Ninguém acredita no que está
neste momento a ver pois contra todas as probabilidades ali temos o incrível
Doutor Mara, numa sexta-feira à noite, em discoteca bem conceituada, por sinal e, em plena
coluna no centro da pista de dança a agitar-se desabridamente, feito exímio e
excêntrico dançarino, com uma camisa às flores (julgamos ser hortênsias), encharcado
em água e suor, sendo que este se encontra permanentemente a ser agraciado com
baldes de cerveja que, ele simpática e educadamente, vai sucessivamente recusando.

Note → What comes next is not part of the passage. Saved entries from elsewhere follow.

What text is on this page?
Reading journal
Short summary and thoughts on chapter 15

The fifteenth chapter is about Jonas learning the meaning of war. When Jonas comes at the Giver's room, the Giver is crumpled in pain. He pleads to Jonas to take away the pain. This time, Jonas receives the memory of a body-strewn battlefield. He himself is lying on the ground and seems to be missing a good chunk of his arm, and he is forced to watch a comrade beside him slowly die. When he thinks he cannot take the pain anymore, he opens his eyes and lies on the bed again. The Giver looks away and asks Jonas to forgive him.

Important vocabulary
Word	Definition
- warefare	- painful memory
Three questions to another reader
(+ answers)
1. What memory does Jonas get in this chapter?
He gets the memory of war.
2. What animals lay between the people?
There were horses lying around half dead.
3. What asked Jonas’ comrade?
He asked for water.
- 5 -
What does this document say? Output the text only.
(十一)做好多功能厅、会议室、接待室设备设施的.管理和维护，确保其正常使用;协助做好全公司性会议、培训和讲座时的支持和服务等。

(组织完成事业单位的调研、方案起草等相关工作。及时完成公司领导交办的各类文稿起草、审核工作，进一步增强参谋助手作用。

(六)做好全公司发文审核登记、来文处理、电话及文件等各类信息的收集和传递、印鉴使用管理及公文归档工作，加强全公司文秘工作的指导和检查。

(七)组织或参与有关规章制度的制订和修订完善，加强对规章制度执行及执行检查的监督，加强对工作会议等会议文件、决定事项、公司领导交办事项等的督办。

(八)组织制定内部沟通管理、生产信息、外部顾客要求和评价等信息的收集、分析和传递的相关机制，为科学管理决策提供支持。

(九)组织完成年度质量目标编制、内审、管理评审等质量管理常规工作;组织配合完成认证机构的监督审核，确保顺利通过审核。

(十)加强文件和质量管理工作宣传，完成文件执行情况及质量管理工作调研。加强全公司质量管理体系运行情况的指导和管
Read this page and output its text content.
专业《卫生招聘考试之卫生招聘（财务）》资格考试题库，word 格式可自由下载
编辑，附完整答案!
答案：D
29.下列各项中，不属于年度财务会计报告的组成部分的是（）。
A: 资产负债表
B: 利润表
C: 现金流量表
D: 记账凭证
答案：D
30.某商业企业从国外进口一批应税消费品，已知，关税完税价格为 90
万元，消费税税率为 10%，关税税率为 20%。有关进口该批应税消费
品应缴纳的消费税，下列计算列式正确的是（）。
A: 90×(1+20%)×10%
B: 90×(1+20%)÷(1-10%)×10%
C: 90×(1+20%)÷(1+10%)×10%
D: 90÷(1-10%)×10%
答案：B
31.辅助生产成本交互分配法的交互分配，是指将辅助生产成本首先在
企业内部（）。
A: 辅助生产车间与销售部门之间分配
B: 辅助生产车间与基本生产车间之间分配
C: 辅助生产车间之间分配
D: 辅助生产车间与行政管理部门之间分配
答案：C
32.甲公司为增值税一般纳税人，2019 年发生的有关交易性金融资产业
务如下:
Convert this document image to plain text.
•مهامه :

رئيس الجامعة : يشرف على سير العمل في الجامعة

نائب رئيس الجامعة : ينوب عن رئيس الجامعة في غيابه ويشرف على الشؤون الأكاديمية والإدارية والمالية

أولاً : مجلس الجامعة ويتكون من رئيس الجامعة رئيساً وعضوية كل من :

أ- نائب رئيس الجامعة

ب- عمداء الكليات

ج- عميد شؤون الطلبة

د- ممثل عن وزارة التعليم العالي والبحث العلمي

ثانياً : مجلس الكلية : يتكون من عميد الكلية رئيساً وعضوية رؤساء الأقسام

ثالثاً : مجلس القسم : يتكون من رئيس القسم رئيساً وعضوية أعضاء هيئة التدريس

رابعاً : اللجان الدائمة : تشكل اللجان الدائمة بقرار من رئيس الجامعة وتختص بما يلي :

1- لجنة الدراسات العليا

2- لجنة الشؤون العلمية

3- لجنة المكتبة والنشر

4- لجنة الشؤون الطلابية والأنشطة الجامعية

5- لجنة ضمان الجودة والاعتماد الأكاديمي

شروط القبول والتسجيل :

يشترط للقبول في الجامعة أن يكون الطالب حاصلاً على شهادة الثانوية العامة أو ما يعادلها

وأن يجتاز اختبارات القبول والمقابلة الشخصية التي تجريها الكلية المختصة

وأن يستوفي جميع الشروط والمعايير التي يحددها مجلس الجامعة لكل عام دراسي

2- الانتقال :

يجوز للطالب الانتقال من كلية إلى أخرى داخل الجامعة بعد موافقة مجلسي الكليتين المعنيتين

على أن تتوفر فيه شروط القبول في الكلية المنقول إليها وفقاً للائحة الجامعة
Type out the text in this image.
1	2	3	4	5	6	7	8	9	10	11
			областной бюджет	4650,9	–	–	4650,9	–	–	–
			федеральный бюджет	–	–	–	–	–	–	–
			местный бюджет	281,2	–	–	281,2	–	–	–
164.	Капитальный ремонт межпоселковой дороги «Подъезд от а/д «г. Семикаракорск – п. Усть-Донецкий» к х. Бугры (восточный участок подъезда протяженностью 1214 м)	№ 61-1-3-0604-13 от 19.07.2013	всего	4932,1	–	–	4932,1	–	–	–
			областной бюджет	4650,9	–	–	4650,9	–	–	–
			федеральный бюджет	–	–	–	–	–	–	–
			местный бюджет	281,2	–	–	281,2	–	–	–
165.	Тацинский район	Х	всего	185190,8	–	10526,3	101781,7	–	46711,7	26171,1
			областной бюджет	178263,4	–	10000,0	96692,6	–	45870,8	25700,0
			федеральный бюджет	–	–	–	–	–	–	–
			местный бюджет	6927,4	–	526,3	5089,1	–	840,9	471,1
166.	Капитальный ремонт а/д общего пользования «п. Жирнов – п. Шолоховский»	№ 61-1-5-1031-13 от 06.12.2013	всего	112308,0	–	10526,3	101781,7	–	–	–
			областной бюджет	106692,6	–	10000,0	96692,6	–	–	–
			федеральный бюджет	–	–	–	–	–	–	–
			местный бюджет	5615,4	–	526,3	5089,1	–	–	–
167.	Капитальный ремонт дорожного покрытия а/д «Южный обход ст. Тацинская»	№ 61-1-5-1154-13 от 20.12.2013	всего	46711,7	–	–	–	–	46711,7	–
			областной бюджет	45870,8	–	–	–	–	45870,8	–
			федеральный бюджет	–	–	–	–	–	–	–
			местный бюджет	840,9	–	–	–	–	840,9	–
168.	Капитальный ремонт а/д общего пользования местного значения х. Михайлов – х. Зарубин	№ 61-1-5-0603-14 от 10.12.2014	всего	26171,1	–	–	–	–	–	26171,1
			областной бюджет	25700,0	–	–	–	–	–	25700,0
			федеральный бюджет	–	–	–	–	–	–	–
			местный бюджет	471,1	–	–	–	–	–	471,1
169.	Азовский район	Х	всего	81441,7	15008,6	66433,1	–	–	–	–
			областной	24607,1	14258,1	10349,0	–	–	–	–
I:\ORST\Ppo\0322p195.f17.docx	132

De qualquer modo, convém dizer que tem sido difícil para nós obtermos o seu
depoimento e aproximarmo-nos até bem perto dele. Vamos, certamente, fazer a
dita charla impossível, o que pedimos aos nossos leitores a máxima desculpa por
algum baloiço e oscilação.
DM: Doutor Mara, será que podemos ter a nossa charla habitual consigo?
Doutor Mara: Neste momento, não posso. Vocês não vêem que me
encontro em pleno acto dançante. Que chatice…
DM: Sim, já reparámos. Você está frenético…está tudo em ordem?
Doutor Mara: Sim, à parte que neste momento padeço de Tarantismo
súbito.
DM: Tarantismo súbito?
Doutor Mara: É um impulso frenético de dançar e a consequente
incapacidade de suster e estancar os movimentos da dança. Eu estou,
definitivamente, infatigável… mesmo que queira, não consigo, já houve gente
internada por este dito achaque contemporâneo e também houve muitas pessoas que
emagreceram muitos quilos depois disto. É também uma coisa interna, uma busca
incessante da nossa verdade interior e da verdade colectiva na forma como os
outros nos vêem. Posso garantir-vos, que durante o período da minha juventude,
perdi uma ou outra namorada devido a este meu estado súbito de
tarantismo. Peço-vos imensa desculpa, mas necessito continuar a dançar...o
tarantismo quando chega nem sempre é para todos e...tenho que aproveitar.
DM: Mas, doutor, isso parece-nos muito grave, muito grave mesmo…não
consegue mesmo parar de dançar?
Doutor Mara: É verdade…isto não tem explicação segundo os médicos
nem a ciência moderna. Os músicos dizem que isto acontece quando um disco
jóquei actual passa mais de três músicas seguidas com grande nível, o que é
raro nos dias que correm. Por outro lado, quanto mais danço mais vontade tenho
de fazer amor, desculpem, quando mais danço mais vontade tenho de fazer a
revolução, desculpem outra vez, quanto mais danço mais vontade tenho de
dançar…assim é que é…será? Tirei a noite para dançar…não sei, portanto,
quando é que isto irá parar.
DM: Mas, Doutor, você é bom é a escrever, a produzir obras de grande
valor estético, você está ao nível das grandes celebridades da literatura.
Doutor Mara: Isso é o que vocês críticos dizem… e como vos agradeço,
tenho uma imensa dívida para convosco ao me ajudarem a pagar as contas da electricidade,
da água e do gás. No entanto, escrever bem, como diria o velho Freud, é ser
capaz de contar histórias, isto é, de se interessar pelo homem, pelo seu
destino individual e colectivo. Vejam estes jovens que quase dançam aqui à
minha volta, cada um traz consigo uma estória mas são muito poucos os que se
interessam por eles…quem escreve sobre eles? A antiga sociedade de produtores
só lhes consegue arranjar lugar como consumidores e é talvez por isso que eles
ficam neste estado letárgico, ludibriando a incerteza do tempo em que vivem e
atirando-os para a anomalia de não saber o que fazer com o mundo que têm pela
frente. Alguns deles não dançam pois estão mais interessados em transmitir
pequenos esgares e olhares furtivos ao mesmo tempo que tentam ser retribuídos
nessa ânsia de serem desejados. E, por favor, se não se importam, vão-me desculpar, mas tenho que
continuar a dançar...isto é uma verdadeira terapia.
DM: Doutor, pedimos desculpa pelo incómodo, estamos eternamente
agradecido por esta charla impossível. Esperemos, entretanto, que consiga
travar esse baloiço bailador em que está metido. E que não seja preciso camisas-de-força
para tirá-lo daí. Até um dia destes.